Singers, Melody had thought, though, instead, she looked up for herself to see if it were really true. She stopped in her tracks. There, stood a building in the distance. "Girls, I think I see it too!" she jumped excitedly.
"Oh my God, so do I!" Laura had said screaming.
Well, it wasn't often that Josephine O' Malley, the one and the same Auntie Jo, had four dishevelled looking teenage girls come bursting through the doors of her beloved diner, passed down to her from her parents, but at eight o'clock that morning, this was just what happened.
"Argh!" one of the girls, a pretty, though ruffled, red head had screamed in delight. "I knew it was real, not like that swimming pool I thought I saw before!"

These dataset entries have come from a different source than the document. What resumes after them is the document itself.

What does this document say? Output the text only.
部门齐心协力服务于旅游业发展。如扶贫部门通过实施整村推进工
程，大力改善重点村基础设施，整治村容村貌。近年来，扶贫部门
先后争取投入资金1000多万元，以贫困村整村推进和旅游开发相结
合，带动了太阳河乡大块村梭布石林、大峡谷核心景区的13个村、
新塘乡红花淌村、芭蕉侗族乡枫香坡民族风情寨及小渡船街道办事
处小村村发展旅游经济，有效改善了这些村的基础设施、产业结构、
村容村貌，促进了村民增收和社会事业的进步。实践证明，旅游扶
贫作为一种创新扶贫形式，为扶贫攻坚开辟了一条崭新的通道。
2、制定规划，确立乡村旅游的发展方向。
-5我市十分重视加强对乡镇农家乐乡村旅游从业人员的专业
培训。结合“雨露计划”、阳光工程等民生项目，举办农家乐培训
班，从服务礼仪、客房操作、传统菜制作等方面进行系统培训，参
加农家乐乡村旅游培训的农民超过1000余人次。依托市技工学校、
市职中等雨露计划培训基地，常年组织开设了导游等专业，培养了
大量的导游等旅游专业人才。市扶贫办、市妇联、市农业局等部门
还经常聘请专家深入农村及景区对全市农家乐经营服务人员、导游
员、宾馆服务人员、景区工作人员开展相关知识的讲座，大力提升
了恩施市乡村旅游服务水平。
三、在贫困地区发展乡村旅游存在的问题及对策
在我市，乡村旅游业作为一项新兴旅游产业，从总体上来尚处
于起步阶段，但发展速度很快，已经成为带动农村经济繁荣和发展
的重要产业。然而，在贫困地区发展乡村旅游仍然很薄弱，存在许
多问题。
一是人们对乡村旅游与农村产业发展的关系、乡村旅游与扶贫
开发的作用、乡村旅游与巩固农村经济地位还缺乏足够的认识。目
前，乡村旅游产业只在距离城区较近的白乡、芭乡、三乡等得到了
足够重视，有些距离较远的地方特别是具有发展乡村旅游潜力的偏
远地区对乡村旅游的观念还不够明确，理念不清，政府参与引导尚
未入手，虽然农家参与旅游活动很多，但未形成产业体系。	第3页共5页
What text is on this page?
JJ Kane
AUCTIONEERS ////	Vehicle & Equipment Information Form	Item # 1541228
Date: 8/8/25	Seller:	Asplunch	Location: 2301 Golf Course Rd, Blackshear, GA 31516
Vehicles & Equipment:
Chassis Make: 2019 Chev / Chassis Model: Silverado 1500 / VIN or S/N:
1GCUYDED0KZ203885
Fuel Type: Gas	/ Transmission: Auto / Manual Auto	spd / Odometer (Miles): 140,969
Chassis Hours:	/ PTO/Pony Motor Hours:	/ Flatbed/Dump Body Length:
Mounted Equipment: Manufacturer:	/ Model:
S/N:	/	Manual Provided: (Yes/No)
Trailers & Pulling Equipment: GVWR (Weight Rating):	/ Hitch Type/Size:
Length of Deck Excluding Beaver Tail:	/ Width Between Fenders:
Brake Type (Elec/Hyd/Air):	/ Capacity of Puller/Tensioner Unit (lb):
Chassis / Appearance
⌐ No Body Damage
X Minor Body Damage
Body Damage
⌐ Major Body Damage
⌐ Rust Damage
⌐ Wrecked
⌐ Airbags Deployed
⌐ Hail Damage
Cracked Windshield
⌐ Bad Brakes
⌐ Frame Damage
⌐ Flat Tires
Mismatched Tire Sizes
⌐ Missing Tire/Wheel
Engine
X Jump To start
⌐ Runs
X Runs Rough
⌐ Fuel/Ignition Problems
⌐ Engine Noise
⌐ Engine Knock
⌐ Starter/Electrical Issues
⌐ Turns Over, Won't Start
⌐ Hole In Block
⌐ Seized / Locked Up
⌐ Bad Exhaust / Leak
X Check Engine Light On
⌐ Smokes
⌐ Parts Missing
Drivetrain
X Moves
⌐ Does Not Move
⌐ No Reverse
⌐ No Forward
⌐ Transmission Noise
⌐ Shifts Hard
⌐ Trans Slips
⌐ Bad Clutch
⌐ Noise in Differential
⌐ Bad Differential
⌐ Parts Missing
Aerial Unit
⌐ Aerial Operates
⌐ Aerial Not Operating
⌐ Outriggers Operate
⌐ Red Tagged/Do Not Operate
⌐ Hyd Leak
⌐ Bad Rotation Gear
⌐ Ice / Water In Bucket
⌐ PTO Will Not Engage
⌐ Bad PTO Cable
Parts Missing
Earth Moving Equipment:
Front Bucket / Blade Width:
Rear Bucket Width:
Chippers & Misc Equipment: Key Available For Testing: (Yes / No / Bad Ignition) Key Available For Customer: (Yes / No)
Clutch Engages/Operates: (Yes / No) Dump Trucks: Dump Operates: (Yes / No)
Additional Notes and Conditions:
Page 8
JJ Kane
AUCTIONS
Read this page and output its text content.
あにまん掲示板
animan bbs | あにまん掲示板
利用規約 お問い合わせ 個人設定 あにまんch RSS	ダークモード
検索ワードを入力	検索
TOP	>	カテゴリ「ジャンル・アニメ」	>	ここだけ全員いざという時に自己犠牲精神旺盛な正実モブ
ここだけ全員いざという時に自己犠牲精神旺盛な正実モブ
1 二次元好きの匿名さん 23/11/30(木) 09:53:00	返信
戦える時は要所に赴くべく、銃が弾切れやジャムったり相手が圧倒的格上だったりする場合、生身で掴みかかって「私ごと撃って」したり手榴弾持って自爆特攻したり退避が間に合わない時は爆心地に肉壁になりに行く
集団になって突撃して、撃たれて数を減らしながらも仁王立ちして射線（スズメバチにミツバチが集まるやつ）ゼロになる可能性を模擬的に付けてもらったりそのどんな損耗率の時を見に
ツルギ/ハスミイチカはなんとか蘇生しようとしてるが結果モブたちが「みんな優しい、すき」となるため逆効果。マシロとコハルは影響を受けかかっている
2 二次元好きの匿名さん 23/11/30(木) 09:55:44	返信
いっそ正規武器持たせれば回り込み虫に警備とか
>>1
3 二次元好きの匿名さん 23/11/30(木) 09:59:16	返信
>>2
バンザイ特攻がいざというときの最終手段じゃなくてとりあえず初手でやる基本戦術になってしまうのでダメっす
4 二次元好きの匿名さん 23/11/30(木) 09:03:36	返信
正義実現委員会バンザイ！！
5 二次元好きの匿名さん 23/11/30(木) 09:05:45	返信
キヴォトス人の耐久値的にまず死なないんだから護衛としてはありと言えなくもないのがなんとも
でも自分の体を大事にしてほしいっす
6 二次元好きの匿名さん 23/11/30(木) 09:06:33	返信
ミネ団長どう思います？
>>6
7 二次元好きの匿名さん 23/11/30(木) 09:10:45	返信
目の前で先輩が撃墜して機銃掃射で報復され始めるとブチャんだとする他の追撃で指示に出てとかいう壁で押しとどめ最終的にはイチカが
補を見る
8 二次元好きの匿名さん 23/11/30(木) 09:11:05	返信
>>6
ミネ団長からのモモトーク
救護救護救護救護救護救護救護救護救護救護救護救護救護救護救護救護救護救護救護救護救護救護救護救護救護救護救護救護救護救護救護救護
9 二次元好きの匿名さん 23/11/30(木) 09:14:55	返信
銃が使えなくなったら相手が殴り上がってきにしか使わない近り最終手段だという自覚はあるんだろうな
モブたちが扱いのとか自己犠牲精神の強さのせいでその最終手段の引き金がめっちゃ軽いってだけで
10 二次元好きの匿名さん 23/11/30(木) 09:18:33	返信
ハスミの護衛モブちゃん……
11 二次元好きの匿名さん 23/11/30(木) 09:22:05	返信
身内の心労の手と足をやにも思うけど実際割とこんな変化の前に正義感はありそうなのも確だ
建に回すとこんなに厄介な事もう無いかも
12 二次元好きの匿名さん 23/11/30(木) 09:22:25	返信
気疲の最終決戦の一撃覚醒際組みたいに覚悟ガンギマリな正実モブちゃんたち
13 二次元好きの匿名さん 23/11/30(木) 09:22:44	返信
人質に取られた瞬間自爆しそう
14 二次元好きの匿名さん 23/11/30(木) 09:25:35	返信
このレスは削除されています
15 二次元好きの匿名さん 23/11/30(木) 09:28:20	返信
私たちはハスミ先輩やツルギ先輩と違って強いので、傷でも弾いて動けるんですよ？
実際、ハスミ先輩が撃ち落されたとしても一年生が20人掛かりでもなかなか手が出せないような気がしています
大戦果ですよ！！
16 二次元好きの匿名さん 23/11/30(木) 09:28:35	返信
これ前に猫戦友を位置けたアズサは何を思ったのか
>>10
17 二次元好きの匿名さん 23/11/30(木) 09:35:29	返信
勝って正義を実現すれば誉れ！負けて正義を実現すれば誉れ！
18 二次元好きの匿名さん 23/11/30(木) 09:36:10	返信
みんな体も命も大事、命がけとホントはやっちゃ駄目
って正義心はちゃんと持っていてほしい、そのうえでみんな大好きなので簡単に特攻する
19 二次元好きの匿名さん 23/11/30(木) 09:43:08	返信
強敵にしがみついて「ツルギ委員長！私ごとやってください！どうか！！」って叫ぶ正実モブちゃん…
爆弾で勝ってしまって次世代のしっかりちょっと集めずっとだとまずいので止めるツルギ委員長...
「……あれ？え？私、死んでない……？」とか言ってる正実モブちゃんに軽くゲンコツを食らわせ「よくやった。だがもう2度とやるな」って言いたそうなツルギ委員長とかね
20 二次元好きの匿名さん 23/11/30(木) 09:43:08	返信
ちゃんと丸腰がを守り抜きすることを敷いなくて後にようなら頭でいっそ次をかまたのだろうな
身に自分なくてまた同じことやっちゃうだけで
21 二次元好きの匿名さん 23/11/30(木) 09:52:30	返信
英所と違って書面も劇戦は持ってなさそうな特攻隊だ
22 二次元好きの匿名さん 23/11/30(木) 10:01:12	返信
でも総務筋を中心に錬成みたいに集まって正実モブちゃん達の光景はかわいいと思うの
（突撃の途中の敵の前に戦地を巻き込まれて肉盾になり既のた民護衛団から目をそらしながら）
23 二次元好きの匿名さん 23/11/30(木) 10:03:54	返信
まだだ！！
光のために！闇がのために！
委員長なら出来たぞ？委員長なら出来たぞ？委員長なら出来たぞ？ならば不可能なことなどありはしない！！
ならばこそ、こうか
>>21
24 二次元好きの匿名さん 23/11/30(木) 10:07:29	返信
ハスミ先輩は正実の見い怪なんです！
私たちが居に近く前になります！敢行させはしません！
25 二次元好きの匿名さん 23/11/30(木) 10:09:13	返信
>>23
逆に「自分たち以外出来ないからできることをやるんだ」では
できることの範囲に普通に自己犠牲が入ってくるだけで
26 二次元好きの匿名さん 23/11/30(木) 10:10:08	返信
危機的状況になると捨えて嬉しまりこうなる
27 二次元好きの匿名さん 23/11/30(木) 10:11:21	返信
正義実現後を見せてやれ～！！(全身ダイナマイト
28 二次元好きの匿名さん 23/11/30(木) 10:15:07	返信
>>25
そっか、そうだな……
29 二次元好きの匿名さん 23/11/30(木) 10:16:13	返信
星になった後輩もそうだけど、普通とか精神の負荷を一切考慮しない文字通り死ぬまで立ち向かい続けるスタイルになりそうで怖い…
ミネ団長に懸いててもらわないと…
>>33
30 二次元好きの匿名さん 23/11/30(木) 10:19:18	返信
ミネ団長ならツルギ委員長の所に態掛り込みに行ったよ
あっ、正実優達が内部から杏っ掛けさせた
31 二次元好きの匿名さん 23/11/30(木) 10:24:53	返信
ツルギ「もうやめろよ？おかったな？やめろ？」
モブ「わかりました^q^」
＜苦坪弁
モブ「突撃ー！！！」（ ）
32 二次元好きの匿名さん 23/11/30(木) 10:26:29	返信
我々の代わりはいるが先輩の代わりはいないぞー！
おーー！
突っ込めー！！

Josephine stood for a moment, one hand in her hip, the other clutching the dish towel she had over one shoulder, and took in the sight before her. Four teenage girls in clothes that looked brand new; was that a tag she saw still attached to that shirt; but out of place on their sweaty bodies that looked like they needed a good bath, all carrying a few shopping bags each. One was the pretty red head that had spoke first, another had blue eyes and blonde hair, and the last two were similar looking with their long brown hair, one being a shade darker than the other, but not quite the same. She wondered briefly whether they were related. But they all looked at her with the same look of awe and adoration. She didn't know what was going one here, but she did know that she needed some more excitement in her life, more than serving truckies gave, and these girls looked like they were going to be the ones to provide it.